At the corner of College Street and Haywood Road yesterday, near Mayfels’ Restaurant, a rail-thin young man, wearing a Santa hat over his shoulder-length hair and sweating profusely in the bright May midday sun, screeched out “Silent Night” on his not-well-tuned violin. 

He offered a “sacred” song of the Christmas season while sporting a red and white hat which symbolizes the “secular” commercialization of that time of year, reminding me of the inescapable tension between the freely-generous ways of Jesus and the anxiously-grasping ways of consumer culture.

At shimmering noon, under a nearly cloudless sky, he played a song we associate with midnight, winter’s cold and starlit darkness.
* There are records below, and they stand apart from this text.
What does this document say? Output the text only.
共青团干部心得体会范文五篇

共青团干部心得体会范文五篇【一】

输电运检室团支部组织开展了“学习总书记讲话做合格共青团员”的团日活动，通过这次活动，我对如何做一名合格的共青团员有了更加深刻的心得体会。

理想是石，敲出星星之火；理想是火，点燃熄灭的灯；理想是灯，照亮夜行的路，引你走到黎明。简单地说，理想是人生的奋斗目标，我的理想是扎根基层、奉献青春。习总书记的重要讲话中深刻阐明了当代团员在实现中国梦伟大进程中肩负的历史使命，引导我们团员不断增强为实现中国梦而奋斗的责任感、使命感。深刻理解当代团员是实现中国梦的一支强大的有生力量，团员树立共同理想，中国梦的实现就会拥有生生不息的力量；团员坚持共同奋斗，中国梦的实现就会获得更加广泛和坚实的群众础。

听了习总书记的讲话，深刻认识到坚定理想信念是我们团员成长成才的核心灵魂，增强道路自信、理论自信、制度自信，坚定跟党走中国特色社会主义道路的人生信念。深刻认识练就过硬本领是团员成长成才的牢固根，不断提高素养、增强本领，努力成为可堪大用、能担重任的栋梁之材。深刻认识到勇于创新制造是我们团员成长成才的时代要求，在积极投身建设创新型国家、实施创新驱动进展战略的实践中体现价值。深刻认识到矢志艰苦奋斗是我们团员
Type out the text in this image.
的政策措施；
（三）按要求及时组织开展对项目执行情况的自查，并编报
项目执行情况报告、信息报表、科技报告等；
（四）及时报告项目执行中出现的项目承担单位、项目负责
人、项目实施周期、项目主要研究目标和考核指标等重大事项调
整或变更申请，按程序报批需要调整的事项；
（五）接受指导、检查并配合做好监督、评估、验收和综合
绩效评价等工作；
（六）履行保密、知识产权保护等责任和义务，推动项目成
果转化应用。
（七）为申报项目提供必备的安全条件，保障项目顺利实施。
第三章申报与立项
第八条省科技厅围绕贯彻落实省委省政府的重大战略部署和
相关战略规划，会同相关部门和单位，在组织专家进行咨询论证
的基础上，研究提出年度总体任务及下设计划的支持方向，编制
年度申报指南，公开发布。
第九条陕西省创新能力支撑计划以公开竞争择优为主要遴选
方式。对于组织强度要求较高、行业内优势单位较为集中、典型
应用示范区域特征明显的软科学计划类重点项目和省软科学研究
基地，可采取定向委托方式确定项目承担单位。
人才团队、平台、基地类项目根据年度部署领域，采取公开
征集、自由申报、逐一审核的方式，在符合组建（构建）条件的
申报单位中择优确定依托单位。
While lunch-going workers and tourists crowded into restaurants, homeless folks gathered in Pritchard Park, and the clanging sounds of construction clogged the air, his song invited us to God’s healing silence and restoring peace.

Dressed for Christmas in May, playing a song wrenched out of its usual context in hopes of pocket-change dropped in his violin case, this out-of-season busker gave us a gift.  Often, in late December, when the goodwill of the actual Christmas season fills the air, someone will say: “I wish the Christmas spirit could last all year.”  This young street performer bore witness that it can.

A few blocks over, in front of Pack Place, a street preacher with blazingly angry eyes and a nearly-hoarse voice, hollered at those of us who walked by about how ticked-off God is with all of us. “If you think it’s hot this afternoon, just think what hell will be like.”  There’s no gospel, no love-of-God, in such a screed.  Just fear.

I was grateful when my looping walk took me back to the young man playing “Silent Night.” Wordlessly, he had the gospel, not that preacher.